Communication – why it’s so important in palliative care
Posted on January 6, 2016 by pallcare
Cipla Palliative Care and Training Centre in Pune, in the state of Maharashtra in India, has provided free inpatient and home care for cancer patients and their families since 1997. Simoni Binoy describes one of the weekly case presentations conducted by the team’s medical social worker.
Simoni Binoy
A 73-year-old lady, Ms Roma, was diagnosed with advanced glioblastoma with spinal metastasis. She had difficulty in walking but was conscious. Her first admission was from 26 February to 14 March 2015. During this period, we managed to effectively control her pain and other symptoms but physiotherapy did not have the desired effect as her hands and feet were rigid due to her spinal metastasis. She wanted to walk but could not manage. Deeply religious, she was aware of her prognosis. During her second admission in May, her condition deteriorated. She had spurts of consciousness. Her primary caregivers were her daughter and daughter-in-law but due to some personal contingencies they had to entrust the caregiving role to Ms Roma’s son. As is the norm at our centre, one relative has to stay with the patient.
The son had issues from day one. He wanted an agency nurse for caregiving, which our medical social worker opposed as she felt that he was shirking his responsibilities as a caregiver. This was where the first step of communication faltered, what then happened was a crescendo of accusations from the relative. Our initial step at retracing the son’s background was crucial at this juncture, as this would have helped our medical social worker in not assuming his inability to be a caregiver to his mother. Realising this, she approached her senior medical social worker who intervened and they organised a meeting with the son. She heard his accusations and gave him room to vent his feelings. Once he understood that somebody was keen to hear him out he calmed down. They had various psychological interventions over two weeks in a constructive manner. Each session opened up new avenues of communication. Empathy and active listening paved the way for a remarkable change in the son’s attitude. He became more interactive; he actively participated in various activities and nursed his mother day and night. She passed away after she was discharged on 27 July 2015.
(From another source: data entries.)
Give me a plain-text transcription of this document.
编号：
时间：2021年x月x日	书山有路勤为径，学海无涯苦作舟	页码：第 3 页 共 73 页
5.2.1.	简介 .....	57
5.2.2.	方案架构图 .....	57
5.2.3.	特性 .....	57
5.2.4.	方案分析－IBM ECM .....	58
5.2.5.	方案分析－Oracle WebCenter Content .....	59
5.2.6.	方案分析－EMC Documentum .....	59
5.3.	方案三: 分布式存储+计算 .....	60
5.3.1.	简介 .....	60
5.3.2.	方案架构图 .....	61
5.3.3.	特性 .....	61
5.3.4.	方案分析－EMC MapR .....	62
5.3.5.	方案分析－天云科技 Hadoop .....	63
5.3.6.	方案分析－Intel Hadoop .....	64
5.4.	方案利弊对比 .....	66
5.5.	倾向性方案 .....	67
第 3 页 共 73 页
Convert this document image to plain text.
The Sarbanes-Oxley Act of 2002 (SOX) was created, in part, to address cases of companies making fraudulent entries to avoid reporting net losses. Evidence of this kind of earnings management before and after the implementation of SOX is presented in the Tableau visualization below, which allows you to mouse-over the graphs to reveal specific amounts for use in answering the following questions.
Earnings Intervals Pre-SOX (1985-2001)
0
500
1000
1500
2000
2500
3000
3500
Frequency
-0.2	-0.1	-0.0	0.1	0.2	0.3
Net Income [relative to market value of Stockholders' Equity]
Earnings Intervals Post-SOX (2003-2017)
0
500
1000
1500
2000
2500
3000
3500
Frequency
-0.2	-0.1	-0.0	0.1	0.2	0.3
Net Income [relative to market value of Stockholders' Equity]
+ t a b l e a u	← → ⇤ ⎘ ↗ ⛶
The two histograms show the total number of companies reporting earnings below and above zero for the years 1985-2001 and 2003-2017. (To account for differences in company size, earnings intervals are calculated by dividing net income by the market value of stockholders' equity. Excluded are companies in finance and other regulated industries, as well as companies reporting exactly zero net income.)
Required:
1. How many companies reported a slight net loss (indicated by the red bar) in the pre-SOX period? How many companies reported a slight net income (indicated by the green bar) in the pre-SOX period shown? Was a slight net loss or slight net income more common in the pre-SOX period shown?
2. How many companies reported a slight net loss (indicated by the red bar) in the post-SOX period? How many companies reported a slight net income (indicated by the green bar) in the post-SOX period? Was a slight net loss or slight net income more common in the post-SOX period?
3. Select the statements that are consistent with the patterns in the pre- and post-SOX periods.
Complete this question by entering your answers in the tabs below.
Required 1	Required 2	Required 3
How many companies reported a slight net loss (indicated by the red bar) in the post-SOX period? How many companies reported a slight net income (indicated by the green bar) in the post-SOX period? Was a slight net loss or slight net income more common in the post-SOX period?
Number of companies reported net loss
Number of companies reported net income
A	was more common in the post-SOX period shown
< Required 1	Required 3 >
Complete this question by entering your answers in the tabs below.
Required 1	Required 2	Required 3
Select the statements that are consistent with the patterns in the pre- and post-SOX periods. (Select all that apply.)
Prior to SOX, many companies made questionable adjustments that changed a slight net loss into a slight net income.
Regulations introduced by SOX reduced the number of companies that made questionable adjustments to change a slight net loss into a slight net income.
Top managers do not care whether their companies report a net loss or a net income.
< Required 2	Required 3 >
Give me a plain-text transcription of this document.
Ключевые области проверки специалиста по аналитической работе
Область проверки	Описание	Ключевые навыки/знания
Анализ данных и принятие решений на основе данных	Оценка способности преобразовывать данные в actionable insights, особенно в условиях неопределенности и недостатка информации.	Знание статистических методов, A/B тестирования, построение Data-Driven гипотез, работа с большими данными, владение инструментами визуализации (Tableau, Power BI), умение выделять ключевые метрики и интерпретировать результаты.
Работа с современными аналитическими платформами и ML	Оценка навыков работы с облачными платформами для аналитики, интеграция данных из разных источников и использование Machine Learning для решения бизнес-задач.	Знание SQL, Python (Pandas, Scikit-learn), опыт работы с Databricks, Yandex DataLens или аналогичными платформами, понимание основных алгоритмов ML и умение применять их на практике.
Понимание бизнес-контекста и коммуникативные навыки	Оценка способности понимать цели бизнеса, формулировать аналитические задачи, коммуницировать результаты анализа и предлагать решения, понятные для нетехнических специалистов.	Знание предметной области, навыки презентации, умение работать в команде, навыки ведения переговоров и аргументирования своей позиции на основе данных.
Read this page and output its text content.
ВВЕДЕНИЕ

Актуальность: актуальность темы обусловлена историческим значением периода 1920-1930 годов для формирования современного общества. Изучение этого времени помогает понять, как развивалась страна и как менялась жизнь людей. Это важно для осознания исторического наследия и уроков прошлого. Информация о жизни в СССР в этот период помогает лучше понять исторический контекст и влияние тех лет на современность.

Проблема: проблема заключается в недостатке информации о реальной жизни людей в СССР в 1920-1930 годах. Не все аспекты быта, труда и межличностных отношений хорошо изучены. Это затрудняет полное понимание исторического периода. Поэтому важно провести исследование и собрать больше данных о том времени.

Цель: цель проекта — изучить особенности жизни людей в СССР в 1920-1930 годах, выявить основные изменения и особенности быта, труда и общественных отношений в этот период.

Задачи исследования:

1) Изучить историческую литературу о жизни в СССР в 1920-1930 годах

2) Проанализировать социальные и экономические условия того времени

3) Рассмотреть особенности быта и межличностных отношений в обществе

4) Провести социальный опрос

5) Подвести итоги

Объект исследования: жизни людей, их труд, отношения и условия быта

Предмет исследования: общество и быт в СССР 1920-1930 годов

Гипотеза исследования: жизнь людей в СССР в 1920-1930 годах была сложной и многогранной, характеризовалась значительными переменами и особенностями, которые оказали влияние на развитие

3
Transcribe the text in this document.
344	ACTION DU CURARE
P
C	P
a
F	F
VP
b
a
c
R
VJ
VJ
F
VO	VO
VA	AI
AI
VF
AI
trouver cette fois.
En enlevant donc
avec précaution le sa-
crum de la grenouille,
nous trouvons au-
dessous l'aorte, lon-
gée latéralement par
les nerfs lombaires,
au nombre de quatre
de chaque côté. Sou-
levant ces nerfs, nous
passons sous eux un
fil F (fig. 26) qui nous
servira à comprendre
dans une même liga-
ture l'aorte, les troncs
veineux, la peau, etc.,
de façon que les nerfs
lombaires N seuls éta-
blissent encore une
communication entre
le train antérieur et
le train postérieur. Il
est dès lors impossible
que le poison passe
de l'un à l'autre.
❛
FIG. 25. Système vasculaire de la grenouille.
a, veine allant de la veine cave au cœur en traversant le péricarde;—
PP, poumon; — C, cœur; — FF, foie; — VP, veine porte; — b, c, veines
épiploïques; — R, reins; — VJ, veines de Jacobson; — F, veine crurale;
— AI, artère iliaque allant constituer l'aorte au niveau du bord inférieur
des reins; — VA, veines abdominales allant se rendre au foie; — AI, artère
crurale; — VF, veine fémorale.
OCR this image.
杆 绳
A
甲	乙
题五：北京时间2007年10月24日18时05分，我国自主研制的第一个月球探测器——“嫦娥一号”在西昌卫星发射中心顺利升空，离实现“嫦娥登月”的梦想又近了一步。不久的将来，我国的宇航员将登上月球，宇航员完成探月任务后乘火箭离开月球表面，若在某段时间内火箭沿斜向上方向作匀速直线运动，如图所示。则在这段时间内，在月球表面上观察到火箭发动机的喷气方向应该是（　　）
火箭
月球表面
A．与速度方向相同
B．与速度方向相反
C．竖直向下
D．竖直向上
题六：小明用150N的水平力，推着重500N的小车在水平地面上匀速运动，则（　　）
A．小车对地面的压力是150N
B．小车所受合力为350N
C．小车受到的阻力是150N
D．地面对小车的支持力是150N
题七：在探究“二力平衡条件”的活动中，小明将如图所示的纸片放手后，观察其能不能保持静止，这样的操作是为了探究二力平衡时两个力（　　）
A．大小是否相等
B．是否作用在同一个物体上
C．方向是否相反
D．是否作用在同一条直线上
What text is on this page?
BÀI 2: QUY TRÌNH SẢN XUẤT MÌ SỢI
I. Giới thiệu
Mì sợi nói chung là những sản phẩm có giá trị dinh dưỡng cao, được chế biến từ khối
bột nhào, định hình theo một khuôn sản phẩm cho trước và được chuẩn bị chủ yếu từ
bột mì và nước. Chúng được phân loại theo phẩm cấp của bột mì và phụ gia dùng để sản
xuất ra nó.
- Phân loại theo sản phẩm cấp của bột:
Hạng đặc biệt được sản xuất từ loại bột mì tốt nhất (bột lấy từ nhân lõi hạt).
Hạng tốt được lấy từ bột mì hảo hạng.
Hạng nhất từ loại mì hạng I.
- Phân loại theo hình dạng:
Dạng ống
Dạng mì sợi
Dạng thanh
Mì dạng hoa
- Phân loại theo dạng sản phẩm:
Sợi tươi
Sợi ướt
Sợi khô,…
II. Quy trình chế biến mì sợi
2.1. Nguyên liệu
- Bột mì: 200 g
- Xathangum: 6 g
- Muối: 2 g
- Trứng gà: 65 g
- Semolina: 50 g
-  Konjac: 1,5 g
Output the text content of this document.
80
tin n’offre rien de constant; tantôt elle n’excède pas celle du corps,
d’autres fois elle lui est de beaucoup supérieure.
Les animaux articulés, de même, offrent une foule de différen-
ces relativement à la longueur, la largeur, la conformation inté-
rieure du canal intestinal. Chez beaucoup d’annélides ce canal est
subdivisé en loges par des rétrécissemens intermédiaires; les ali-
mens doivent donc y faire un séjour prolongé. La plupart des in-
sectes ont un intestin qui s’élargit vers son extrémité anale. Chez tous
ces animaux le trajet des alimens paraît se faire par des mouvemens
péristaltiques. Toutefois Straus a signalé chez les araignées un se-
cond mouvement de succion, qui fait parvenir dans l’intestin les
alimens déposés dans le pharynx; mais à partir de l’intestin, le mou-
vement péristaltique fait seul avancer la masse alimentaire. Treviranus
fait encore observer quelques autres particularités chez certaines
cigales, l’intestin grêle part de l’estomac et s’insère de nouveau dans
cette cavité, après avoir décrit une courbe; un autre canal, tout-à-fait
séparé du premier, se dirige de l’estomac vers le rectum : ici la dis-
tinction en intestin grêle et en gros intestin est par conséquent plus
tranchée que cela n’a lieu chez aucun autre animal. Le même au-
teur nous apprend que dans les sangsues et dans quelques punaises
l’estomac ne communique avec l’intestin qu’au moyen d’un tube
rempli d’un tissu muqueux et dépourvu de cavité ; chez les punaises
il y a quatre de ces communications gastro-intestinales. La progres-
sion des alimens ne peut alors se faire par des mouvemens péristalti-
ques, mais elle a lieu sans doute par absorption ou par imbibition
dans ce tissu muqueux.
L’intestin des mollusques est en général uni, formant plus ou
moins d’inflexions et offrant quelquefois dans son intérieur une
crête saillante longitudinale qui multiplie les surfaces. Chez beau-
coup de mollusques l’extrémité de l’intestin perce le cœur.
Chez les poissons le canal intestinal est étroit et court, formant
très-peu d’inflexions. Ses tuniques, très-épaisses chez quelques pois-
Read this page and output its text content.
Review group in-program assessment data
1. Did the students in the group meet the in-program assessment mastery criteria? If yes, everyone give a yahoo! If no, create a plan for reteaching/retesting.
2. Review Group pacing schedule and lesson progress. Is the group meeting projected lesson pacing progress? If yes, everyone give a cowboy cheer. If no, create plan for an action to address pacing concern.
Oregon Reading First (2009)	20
Cipla Palliative Care and Training Centre in Pune
Learning points
• If we move too quickly into helping family members to actively make a change and they are still ambivalent about doing so, then we will feel the resistance.
• Each relative is unique and hence will have unique defences. We need to use a non-judgmental approach.
• Two-way channels of communication need always to be open, so that assumptions do not override our decisions.
• Staff/family relationships can become fraught, so team members need to be open to withdrawing and handing over to a colleague.
As the book ‘Palliative Care for People with Cancer’ states, we need to develop relationships more quickly than normal.